Şirketi ilk yıllarda istememiş daha sonra ise Ferhat'ın yönetimine bırakmıştım. Kendi eğitimime yoğunlaşmıştım hemen sonra da. O zamanlar çıkmaza girdiğim dönemlerdi. Zar zor atlatmıştım. Tabii geçirdiğim zorluklar küçüklüğümden itibaren kafamda hasar bırakmıştı. Biraz deliliğim akıldan noksanlığımın var olduğuna inanıyordum. Fakülteden merhabalığım olan arkadaşımdan bazı testler istemiştim ve gerçekten biraz kırık olduğuma kanaat getirmiştim. Bu bazen uymayan davranışlarımı açıklıyordu. Kendimi idare edebiliyordum. Sorunum Ruh ve Sinir hataları gibi büyük değildi. İlerisi için bir şey diyemezdim. Biraz daha kötü şeyler yaşarsam sanırım cidden kafayı kıracaktım. Poyrazoğlu'na bir anda güvenip yardım etmem bu kırık kafamdan ötürü müydü emin değildim ancak bu mesele biter bitmez ondan uzak durmam gerektiğini çok iyi kavramıştım. Onda olan çekimi anlamıştım ama ne için çekimi olduğunu tam kararlaştıramamıştım. Tuna ile olan bağlantısından mı yoksa ilk karşılaştığımızda bana bok gibi davrandığı için içimde olan intikam arzusundan ötürü müydü?
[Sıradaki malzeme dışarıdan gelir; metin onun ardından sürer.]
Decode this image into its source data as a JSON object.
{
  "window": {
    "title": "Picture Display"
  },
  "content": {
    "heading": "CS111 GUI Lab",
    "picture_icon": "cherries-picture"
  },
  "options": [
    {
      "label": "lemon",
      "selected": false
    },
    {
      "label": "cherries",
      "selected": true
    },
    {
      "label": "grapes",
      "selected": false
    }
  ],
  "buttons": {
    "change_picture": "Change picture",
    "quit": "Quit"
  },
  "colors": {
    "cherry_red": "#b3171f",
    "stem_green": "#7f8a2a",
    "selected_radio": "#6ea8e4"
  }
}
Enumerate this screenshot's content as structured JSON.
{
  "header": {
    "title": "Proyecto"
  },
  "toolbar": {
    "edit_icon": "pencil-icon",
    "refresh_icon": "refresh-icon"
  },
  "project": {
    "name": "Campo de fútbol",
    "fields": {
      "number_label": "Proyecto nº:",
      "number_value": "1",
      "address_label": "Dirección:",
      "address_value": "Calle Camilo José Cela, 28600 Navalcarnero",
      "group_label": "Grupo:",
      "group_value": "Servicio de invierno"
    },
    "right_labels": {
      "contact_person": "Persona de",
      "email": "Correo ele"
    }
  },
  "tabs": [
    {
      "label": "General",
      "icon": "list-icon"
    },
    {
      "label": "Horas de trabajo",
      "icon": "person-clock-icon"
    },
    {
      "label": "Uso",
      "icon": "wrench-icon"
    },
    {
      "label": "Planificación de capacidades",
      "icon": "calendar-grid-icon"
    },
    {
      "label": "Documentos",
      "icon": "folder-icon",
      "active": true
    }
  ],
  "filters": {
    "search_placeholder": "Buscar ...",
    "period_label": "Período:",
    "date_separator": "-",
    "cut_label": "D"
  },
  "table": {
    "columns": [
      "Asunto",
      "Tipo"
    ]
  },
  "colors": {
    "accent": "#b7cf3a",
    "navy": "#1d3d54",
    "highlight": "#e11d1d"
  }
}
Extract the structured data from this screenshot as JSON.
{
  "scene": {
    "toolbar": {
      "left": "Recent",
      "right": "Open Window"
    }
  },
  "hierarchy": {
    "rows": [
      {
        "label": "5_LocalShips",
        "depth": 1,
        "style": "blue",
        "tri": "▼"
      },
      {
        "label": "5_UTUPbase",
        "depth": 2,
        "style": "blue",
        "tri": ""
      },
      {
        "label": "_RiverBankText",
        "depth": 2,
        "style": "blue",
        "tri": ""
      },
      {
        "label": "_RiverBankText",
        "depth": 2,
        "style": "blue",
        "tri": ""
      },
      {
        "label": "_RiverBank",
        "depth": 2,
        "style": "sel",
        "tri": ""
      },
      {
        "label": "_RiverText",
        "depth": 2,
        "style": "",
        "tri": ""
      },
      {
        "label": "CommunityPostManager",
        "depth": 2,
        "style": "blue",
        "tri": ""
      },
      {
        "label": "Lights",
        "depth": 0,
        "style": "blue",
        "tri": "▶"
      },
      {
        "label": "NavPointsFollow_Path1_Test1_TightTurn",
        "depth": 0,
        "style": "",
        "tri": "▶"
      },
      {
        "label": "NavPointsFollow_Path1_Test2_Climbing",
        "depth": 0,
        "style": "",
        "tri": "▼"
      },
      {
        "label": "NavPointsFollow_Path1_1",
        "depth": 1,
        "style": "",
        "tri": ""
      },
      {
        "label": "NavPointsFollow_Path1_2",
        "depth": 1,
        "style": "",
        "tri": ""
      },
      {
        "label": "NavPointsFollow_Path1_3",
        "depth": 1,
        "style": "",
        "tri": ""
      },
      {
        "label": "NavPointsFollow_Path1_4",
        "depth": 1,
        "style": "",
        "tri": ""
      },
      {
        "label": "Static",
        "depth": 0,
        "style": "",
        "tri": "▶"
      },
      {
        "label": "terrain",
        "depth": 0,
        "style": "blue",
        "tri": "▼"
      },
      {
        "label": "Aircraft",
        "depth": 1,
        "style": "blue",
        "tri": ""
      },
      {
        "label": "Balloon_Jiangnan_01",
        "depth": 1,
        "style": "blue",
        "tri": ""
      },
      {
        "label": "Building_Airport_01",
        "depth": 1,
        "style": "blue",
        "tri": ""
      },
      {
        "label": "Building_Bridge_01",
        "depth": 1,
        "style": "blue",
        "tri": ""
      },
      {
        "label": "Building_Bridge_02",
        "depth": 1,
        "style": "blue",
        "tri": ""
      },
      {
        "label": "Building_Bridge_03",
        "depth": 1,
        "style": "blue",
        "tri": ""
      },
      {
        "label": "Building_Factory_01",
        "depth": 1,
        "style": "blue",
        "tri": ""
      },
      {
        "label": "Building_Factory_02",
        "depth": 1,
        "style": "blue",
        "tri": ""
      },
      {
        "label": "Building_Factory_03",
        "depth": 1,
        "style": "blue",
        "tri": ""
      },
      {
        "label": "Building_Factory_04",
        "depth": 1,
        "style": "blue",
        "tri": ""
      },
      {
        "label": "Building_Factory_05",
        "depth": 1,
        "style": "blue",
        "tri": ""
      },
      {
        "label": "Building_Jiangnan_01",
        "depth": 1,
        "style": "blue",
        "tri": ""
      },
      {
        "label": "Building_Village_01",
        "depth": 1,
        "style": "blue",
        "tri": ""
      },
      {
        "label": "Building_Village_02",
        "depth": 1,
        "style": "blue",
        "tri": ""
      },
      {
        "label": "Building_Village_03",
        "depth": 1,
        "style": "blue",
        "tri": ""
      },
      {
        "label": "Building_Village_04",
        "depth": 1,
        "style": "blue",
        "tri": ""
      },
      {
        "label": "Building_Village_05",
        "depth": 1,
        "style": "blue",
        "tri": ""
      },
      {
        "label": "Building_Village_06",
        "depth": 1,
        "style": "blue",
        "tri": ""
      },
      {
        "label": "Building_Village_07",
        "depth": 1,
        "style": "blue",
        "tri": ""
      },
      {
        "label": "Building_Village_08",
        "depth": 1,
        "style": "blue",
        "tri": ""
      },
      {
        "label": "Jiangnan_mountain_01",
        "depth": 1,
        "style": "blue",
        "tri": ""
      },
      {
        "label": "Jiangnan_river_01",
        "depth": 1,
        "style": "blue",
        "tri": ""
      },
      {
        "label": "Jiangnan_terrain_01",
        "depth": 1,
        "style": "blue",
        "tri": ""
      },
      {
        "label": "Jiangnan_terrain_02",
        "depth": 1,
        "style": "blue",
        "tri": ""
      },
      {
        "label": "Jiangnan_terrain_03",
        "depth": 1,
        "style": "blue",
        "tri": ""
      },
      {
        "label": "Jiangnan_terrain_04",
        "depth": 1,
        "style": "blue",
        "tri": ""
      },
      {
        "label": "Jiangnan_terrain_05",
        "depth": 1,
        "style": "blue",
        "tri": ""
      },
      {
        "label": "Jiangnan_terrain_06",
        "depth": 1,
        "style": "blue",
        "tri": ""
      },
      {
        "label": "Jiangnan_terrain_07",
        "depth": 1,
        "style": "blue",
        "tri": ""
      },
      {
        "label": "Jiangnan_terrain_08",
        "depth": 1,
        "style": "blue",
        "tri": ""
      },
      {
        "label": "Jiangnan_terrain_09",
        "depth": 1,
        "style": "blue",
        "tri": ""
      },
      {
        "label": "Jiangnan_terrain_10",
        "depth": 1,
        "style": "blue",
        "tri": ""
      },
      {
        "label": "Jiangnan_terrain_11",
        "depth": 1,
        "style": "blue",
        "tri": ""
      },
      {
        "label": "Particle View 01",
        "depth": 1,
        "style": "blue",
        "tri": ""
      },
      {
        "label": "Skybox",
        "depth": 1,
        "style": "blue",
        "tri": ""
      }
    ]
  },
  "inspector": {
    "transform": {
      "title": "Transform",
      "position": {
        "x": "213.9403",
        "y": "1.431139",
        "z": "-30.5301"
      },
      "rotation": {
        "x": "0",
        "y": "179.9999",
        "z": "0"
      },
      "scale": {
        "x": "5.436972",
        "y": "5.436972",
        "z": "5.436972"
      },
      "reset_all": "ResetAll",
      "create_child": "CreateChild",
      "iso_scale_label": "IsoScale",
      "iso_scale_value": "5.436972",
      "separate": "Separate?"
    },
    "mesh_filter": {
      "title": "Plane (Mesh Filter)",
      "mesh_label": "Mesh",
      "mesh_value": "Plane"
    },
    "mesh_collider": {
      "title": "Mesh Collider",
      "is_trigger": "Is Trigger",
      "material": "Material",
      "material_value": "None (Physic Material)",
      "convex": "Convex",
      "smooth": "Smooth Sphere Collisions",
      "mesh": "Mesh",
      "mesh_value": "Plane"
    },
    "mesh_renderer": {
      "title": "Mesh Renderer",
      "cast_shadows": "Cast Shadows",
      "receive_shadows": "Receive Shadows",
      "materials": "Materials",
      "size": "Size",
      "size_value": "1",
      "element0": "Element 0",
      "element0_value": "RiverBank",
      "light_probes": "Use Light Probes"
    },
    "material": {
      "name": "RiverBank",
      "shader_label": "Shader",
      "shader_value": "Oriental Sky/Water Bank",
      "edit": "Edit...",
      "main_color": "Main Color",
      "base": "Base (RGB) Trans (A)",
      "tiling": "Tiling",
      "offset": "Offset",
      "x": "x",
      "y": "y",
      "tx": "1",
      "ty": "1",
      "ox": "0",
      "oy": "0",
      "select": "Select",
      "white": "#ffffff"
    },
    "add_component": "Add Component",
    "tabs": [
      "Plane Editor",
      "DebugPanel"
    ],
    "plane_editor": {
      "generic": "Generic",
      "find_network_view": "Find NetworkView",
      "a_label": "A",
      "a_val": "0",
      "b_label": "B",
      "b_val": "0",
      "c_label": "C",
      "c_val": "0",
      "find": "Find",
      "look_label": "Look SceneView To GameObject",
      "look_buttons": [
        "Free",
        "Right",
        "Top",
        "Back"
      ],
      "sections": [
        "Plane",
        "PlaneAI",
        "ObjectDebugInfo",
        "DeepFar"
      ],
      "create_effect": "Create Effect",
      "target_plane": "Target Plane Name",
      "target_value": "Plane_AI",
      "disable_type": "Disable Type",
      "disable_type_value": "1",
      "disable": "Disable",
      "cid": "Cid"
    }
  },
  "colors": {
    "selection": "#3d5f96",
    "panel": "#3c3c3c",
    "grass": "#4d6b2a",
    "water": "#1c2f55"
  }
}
Ya da her ikisi de olmayabilirdi. Sonuçta otuzunda olan bir kadındım. Bazı istediğim, arzuladığım isteklerim vardı. Sarp yakışıklı bir adamdı. Uzun boylu, kendisini heybetli gösterecek türden kalıplı bir vücudu, kemikli çehresi, mavi gülünce kısılan gözleri, çukurlaşan yanakları vardı. Arzulanabilecek bir adamdı. Belki de çekimim arzudan dolayıydı. Kesinlikle bunu anlamak için onunla sevişmem gerekti. Hem içimde olan istekleri bir süre dizginlemeyebilirdim.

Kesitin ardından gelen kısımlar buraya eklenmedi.